Bill was dissembling. If a missing person report had been filed on Coleman in the last few days, Bill would have known about it immediately. His answer meant that no one had reported Coleman as missing. Could that be because the dead guy wasn’t Coleman after all? Perhaps the body had Coleman’s ID on him because he had mugged Coleman at some point and then ended up dead in Grist Mill Park, I thought. I left the press huddle and walked back over to my car.
“Bell Atlantic Mobile Information. May I help you?” a woman’s voice said when I dialed 411 on my cell phone.
“I need the listing for The Phoenix Group in Tysons Corner,” I told her.
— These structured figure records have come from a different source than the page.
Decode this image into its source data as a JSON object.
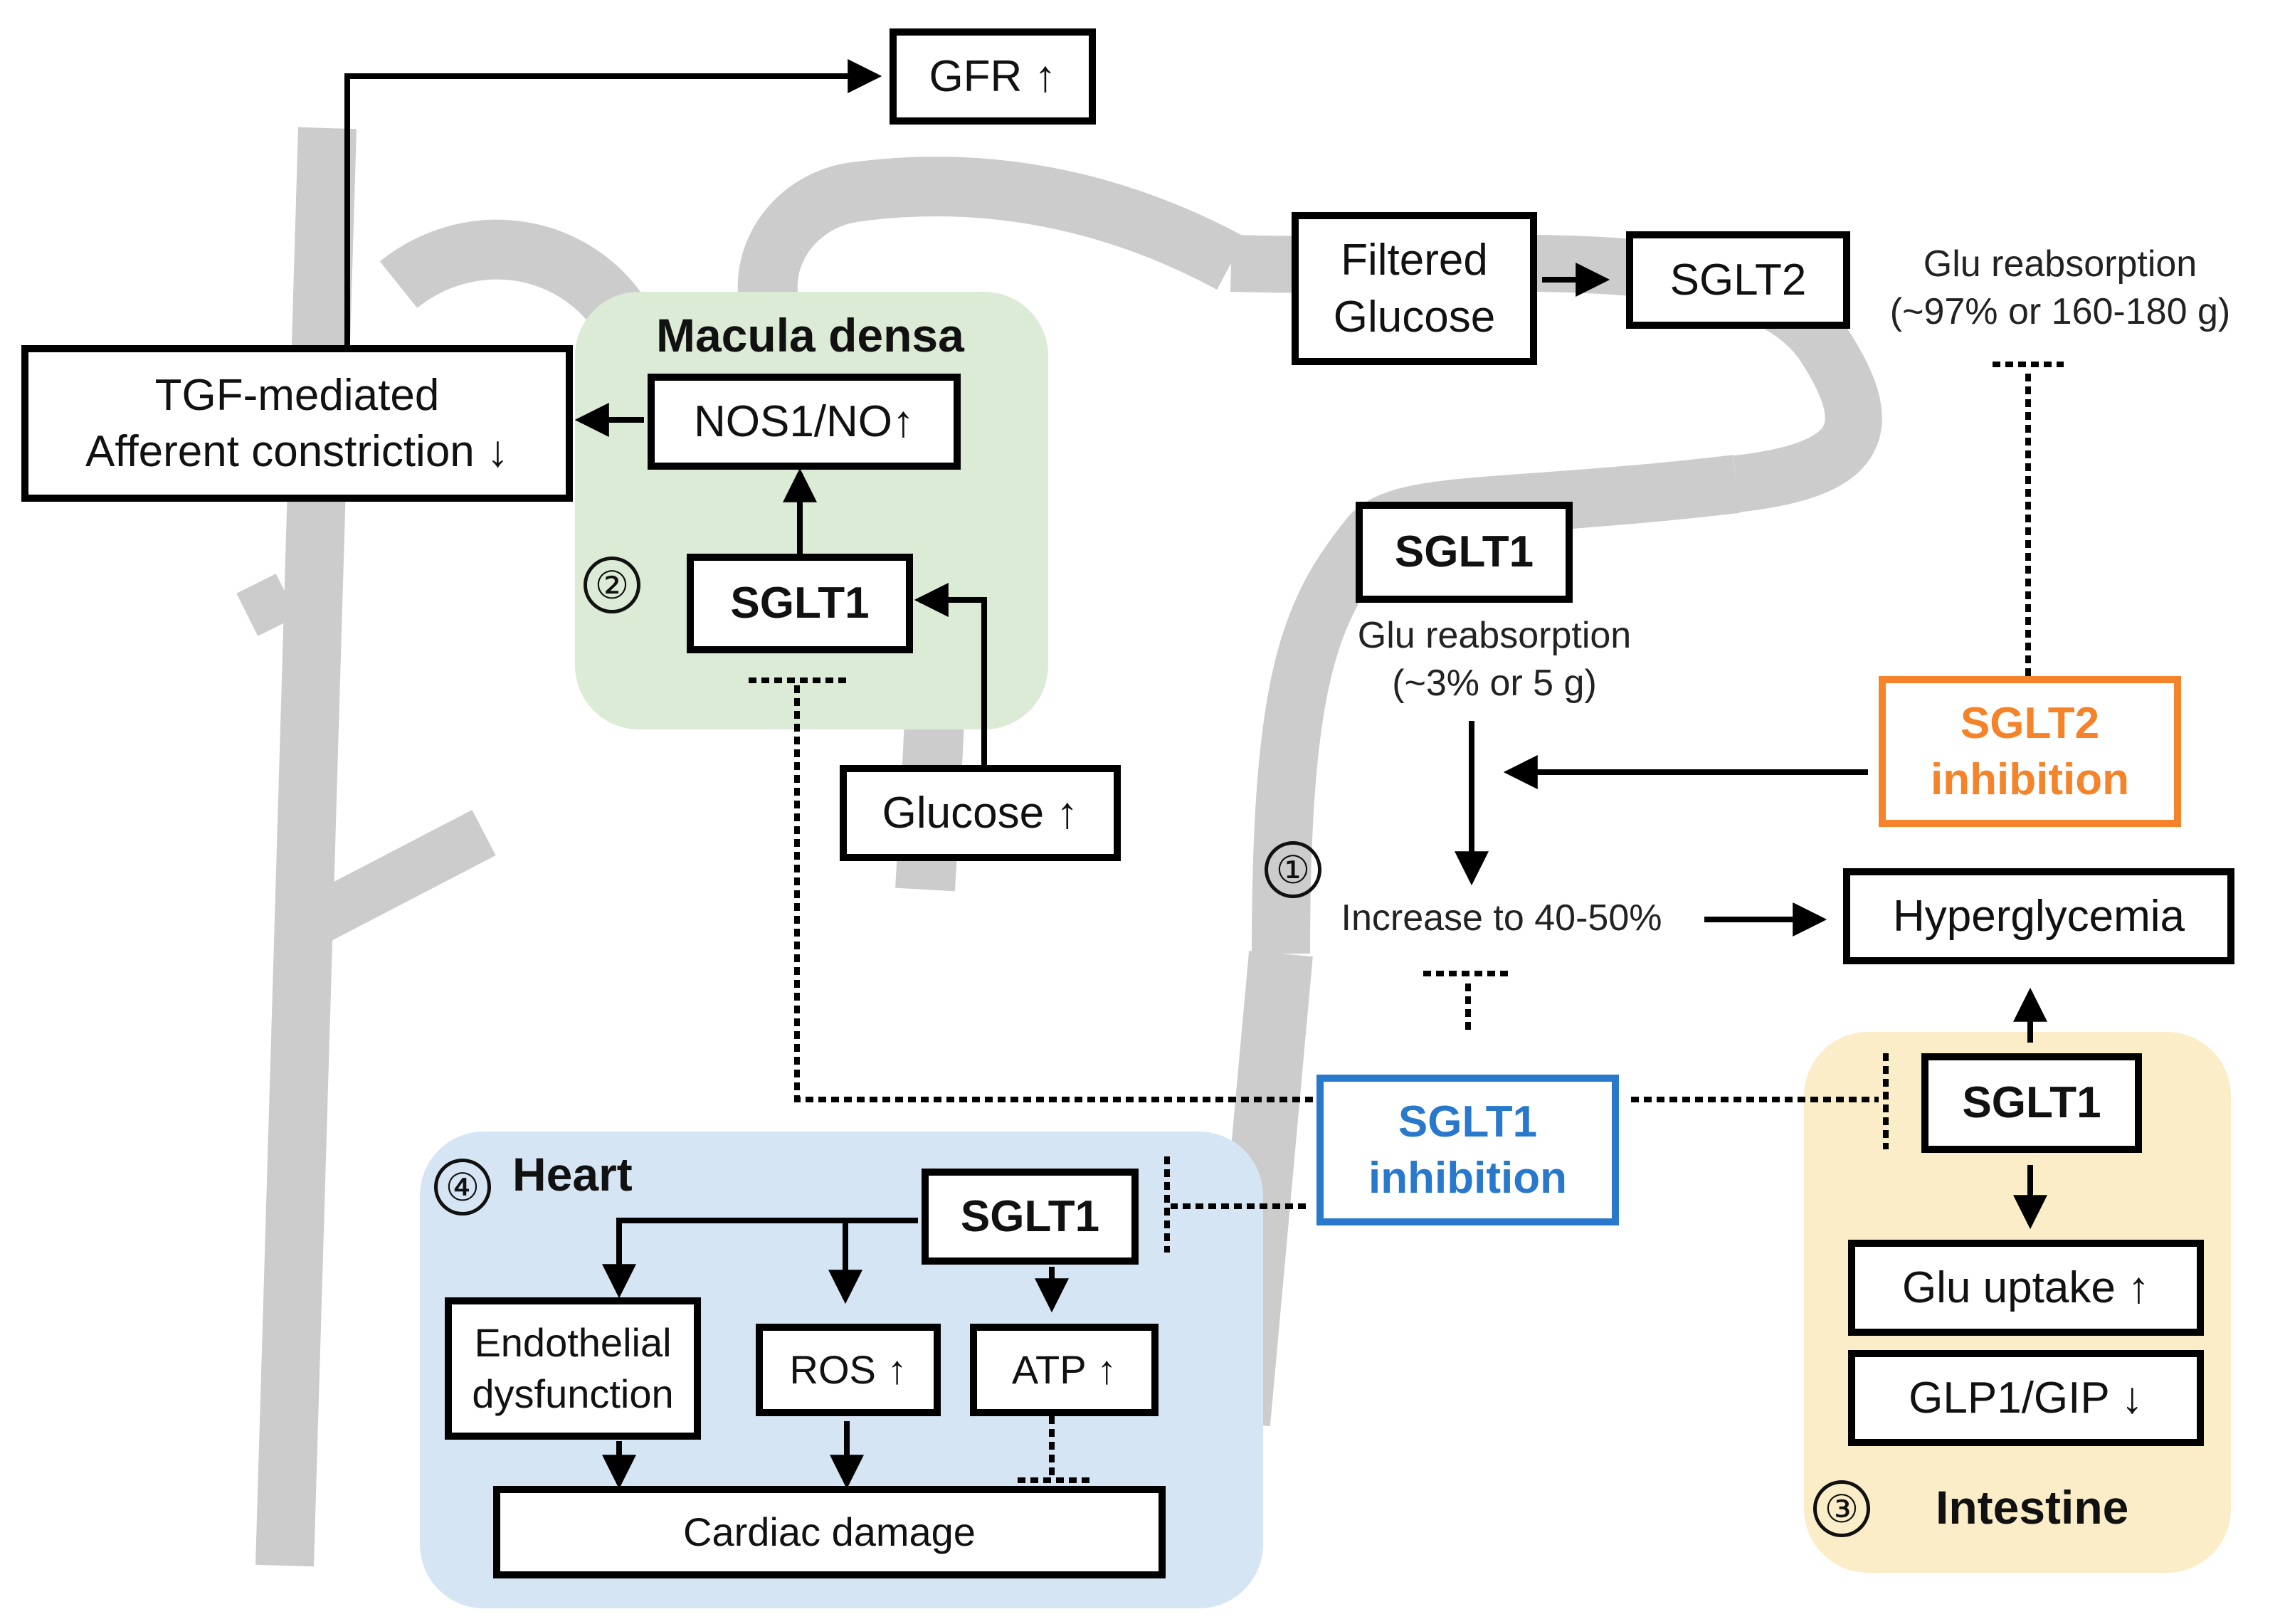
{
  "colors": {
    "tubule": "#cccccc",
    "macula_panel": "#dcebd5",
    "heart_panel": "#d6e5f4",
    "intestine_panel": "#fbedc7",
    "sglt2_inhibition": "#f5832a",
    "sglt1_inhibition": "#2878cc",
    "stroke": "#000000"
  },
  "boxes": {
    "gfr": "GFR ↑",
    "tgf": "TGF-mediated\nAfferent constriction ↓",
    "nos1": "NOS1/NO↑",
    "sglt1_macula": "SGLT1",
    "glucose": "Glucose ↑",
    "filtered_glucose": "Filtered\nGlucose",
    "sglt2": "SGLT2",
    "sglt1_kidney": "SGLT1",
    "sglt2_inhibition": "SGLT2\ninhibition",
    "hyperglycemia": "Hyperglycemia",
    "sglt1_inhibition": "SGLT1\ninhibition",
    "sglt1_heart": "SGLT1",
    "endothelial": "Endothelial\ndysfunction",
    "ros": "ROS ↑",
    "atp": "ATP ↑",
    "cardiac": "Cardiac damage",
    "sglt1_intestine": "SGLT1",
    "glu_uptake": "Glu uptake ↑",
    "glp1": "GLP1/GIP ↓"
  },
  "labels": {
    "sglt2_reabsorption": "Glu reabsorption\n(~97% or 160-180 g)",
    "sglt1_reabsorption": "Glu reabsorption\n(~3% or 5 g)",
    "increase": "Increase to 40-50%"
  },
  "panels": {
    "macula_title": "Macula densa",
    "heart_title": "Heart",
    "intestine_title": "Intestine"
  },
  "markers": {
    "m1": "①",
    "m2": "②",
    "m3": "③",
    "m4": "④"
  },
  "icons": {
    "arrowhead": "arrowhead-icon",
    "inhibition": "inhibition-bar-icon",
    "number_marker": "circled-number-icon"
  }
}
I expected I would feel pretty stupid if I stirred everyone up over Coleman being dead only to find out after the fact that he was happily at work in his office.
I dialed the number the telephone company computer gave me and asked the switchboard operator at The Phoenix Group for Robert Coleman’s office. As I expected, I got a secretary.
“No,” said the woman who identified herself as Kate Barnard, “Mr. Coleman isn’t in this morning.”
“When are you expecting him?” I asked.